Now that La Niña is reaching Colombia, food security could further deteriorate, depending on the intensity of the weather pattern.

“The La Niña phenomenon tends to be associated with heavy rainfall in Colombia, but this doesn’t necessarily mean that the crops will be harmed,” says Carmen González Romero, country manager for Colombia in the ACToday (Adapting agriculture to Climate Today for Tomorrow) project. The project is led by the International Research Institute, part of the Earth Institute at Columbia University. “If the intensity of the rain is high enough, yes, it could destroy them.”

The impact could be felt throughout the food production system. “On the one hand, heavy rains could destroy the crops of subsistence farmers. This would not only impact their access to food in the present but also in the near future threatening their basic grain reserves,” explains González Romero. “On the other, large producers, associated with a guild and higher technological capacity, could also see their business endangered. This would generate a vicious cycle, laborers that work for them would lose their jobs and their income. Additionally, heavy rains could impact civil infrastructure, limiting the access to markets, which are essential for food security in the country.”

The FAO predicts that among the crops to be impacted by the torrential rains are the “pancoger crops [crops that meet a family’s nutritional needs] such as plantain, corn, yuca, and beans.” Other crops that Colombia exports, such as cacao and coffee, could also be harmed by the changing weather forecasts, add Mahecha and Salvo, from FAO.

Farmers and institutions prepare for La Niña

The Colombian government, its weather institutions, and farmers will have to face the consequences of La Niña soon.

Asked how farmers can prepare themselves for weather patterns, González Romero responds: “Farmers need access to climate services to optimize crop management and resources.” She adds that their capacity to prepare themselves for weather patterns also depends on their economic resources and the time they have to prepare.

Moreover, explains González Romero, there are financial instruments for climate risk transfers, such as index-based insurances, that could mitigate the harm of adverse climate events, be it floods or droughts. “They exist, but they are not widely available in Colombia, nor South America.”

At an institutional level, the government could create forecast-based financing systems that would trigger cash transfers to impacted workers if droughts or floods harm their crops, notes González Romero.

Multilateral organizations are also preparing for La Niña while they still try to alleviate the pandemic’s consequences. To ensure that malnutrition is not widespread, the FAO argues that food supply systems should be prioritized. However, some roads have become unusable, tells Peña from the WFP to IPS, adding that, for example, in-kind food transport to Alta Guajira was delayed in October.
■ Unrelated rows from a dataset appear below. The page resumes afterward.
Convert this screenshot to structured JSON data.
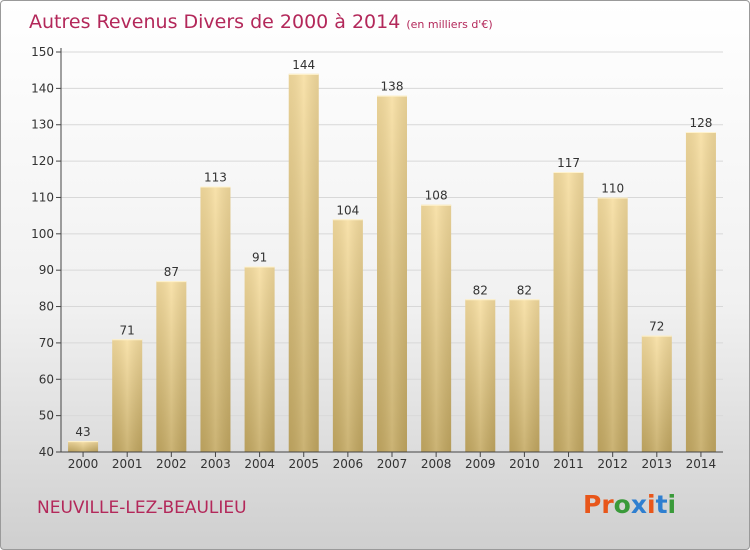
{
  "title": "Autres Revenus Divers de 2000 à 2014",
  "subtitle": "(en milliers d'€)",
  "commune": "NEUVILLE-LEZ-BEAULIEU",
  "logo": {
    "text": "Proxiti",
    "colors": [
      "#e8561a",
      "#e8561a",
      "#3a9a3a",
      "#2f7fd0",
      "#e8561a",
      "#2f7fd0",
      "#3a9a3a"
    ]
  },
  "colors": {
    "title": "#b3285a",
    "bar_top": "#f7dea0",
    "bar_bottom": "#c4a962",
    "axis": "#444444",
    "grid": "#d8d8d8"
  },
  "chart_data": {
    "type": "bar",
    "categories": [
      "2000",
      "2001",
      "2002",
      "2003",
      "2004",
      "2005",
      "2006",
      "2007",
      "2008",
      "2009",
      "2010",
      "2011",
      "2012",
      "2013",
      "2014"
    ],
    "values": [
      43,
      71,
      87,
      113,
      91,
      144,
      104,
      138,
      108,
      82,
      82,
      117,
      110,
      72,
      128
    ],
    "yticks": [
      40,
      50,
      60,
      70,
      80,
      90,
      100,
      110,
      120,
      130,
      140,
      150
    ],
    "ylim": [
      40,
      150
    ],
    "grid": true,
    "legend": "none"
  }
}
The population that is expected to be impacted by La Niña is the most vulnerable, say the FAO representatives, adding that the same sector has also suffered the most during the pandemic.
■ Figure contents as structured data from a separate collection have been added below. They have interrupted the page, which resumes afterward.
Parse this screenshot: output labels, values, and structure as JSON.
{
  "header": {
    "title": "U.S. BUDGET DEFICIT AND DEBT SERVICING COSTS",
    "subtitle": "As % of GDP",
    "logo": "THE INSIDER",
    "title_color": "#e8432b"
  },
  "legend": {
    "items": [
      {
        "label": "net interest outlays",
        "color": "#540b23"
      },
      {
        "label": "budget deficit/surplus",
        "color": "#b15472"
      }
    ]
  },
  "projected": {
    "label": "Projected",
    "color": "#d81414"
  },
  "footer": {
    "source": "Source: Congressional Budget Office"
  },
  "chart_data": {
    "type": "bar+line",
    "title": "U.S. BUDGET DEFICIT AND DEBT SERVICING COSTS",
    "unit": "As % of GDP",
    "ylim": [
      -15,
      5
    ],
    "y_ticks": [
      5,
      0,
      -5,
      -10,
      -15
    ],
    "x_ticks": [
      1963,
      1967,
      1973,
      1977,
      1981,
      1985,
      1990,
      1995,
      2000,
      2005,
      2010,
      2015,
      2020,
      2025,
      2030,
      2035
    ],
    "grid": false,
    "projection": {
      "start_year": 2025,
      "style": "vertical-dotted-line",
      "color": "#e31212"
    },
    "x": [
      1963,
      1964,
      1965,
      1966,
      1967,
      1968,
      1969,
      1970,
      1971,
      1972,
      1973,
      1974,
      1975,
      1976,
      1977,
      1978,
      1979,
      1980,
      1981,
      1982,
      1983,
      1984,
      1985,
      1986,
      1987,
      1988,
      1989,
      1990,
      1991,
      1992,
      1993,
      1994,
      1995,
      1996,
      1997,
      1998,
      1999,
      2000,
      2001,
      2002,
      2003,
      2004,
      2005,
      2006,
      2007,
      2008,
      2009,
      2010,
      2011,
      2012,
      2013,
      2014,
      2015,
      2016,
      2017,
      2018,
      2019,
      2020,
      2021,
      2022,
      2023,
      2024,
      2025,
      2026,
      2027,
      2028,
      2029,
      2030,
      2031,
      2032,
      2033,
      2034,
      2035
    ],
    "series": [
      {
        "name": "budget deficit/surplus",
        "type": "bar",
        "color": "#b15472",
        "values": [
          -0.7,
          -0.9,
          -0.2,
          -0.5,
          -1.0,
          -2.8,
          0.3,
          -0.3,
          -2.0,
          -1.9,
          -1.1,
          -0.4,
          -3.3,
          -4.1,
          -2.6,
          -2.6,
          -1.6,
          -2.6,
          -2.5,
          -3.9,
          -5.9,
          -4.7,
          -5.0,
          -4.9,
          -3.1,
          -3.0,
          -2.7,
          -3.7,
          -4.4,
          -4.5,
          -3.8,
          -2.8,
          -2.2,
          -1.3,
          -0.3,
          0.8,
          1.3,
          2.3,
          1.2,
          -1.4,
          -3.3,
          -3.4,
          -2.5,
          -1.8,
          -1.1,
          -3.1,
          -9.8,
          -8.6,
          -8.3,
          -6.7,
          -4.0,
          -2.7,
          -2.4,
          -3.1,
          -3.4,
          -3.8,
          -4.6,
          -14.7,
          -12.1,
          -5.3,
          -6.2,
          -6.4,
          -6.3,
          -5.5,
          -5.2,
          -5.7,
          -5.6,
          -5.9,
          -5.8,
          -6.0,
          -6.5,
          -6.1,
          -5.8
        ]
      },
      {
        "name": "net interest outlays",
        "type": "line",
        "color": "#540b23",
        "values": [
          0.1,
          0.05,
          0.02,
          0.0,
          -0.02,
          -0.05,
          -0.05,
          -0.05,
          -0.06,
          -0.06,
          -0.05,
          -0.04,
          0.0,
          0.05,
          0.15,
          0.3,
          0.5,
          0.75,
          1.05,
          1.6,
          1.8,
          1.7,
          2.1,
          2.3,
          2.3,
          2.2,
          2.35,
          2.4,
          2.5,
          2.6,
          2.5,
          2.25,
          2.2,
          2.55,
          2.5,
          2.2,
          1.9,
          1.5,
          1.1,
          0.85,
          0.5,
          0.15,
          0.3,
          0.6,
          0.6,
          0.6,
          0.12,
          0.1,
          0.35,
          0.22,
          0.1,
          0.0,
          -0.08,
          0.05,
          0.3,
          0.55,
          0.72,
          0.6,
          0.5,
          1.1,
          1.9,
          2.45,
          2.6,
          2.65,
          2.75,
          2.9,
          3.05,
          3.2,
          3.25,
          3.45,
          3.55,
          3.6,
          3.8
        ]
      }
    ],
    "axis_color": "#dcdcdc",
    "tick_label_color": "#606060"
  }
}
The WFP is mobilizing “cash-based transfers where possible, and in-kind is also planned for areas where markets are not fully functional,” says the institution. They are working in Arauca, Bolívar, Chocó, La Guajira, and Norte de Santander, where food insecurity is widespread.

On its part, UNICEF is prepared to provide nutritional supplements to children under five years of age in the sites where WFP delivers food support.
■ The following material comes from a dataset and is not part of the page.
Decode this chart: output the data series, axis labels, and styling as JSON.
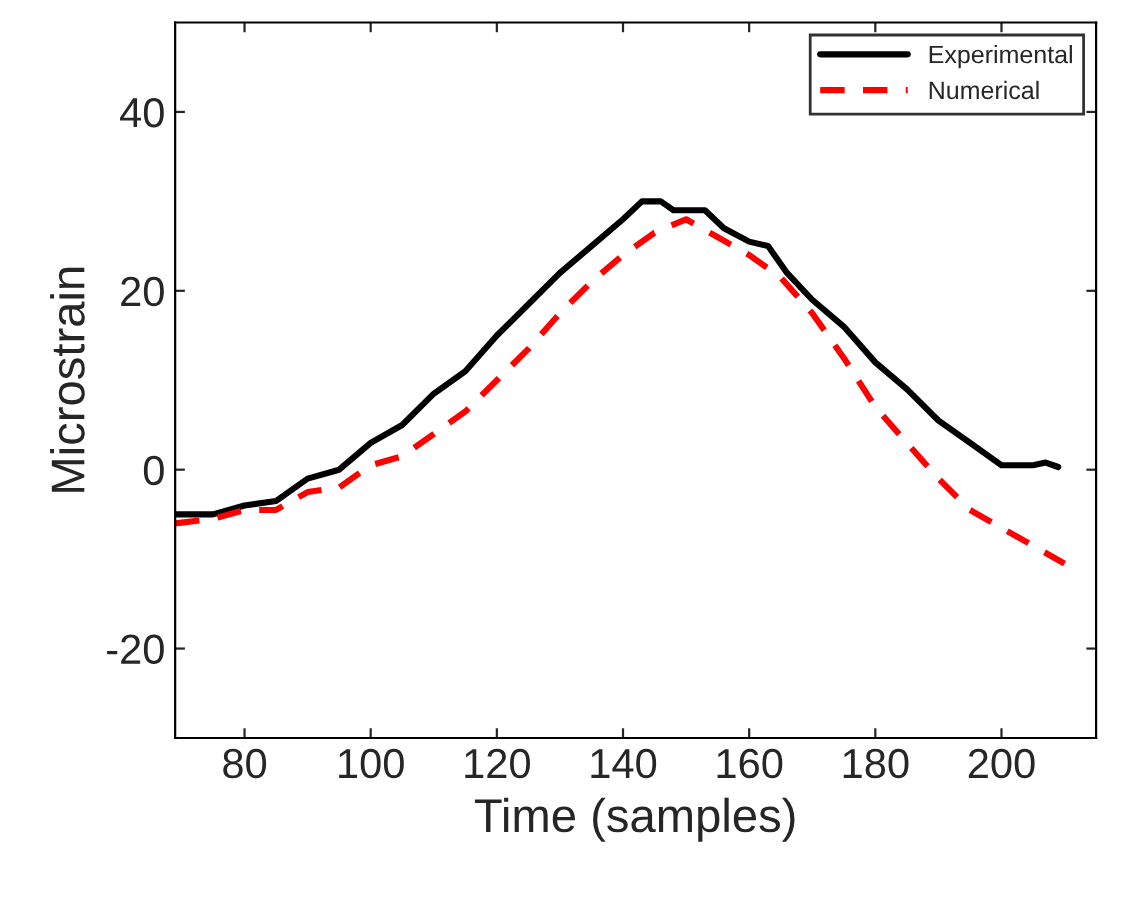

As institutions and farmers try to grapple with the possibility of La Niña, stakeholders fear the weather phenomenon will deepen the socioeconomic differences already sharpened by the pandemic—especially in rural areas.

Still, it’s hard to predict the consequences of the phenomenon until it hits the country. “We have yet to see what La Niña brings,” concluded González Romero on a cautionary note.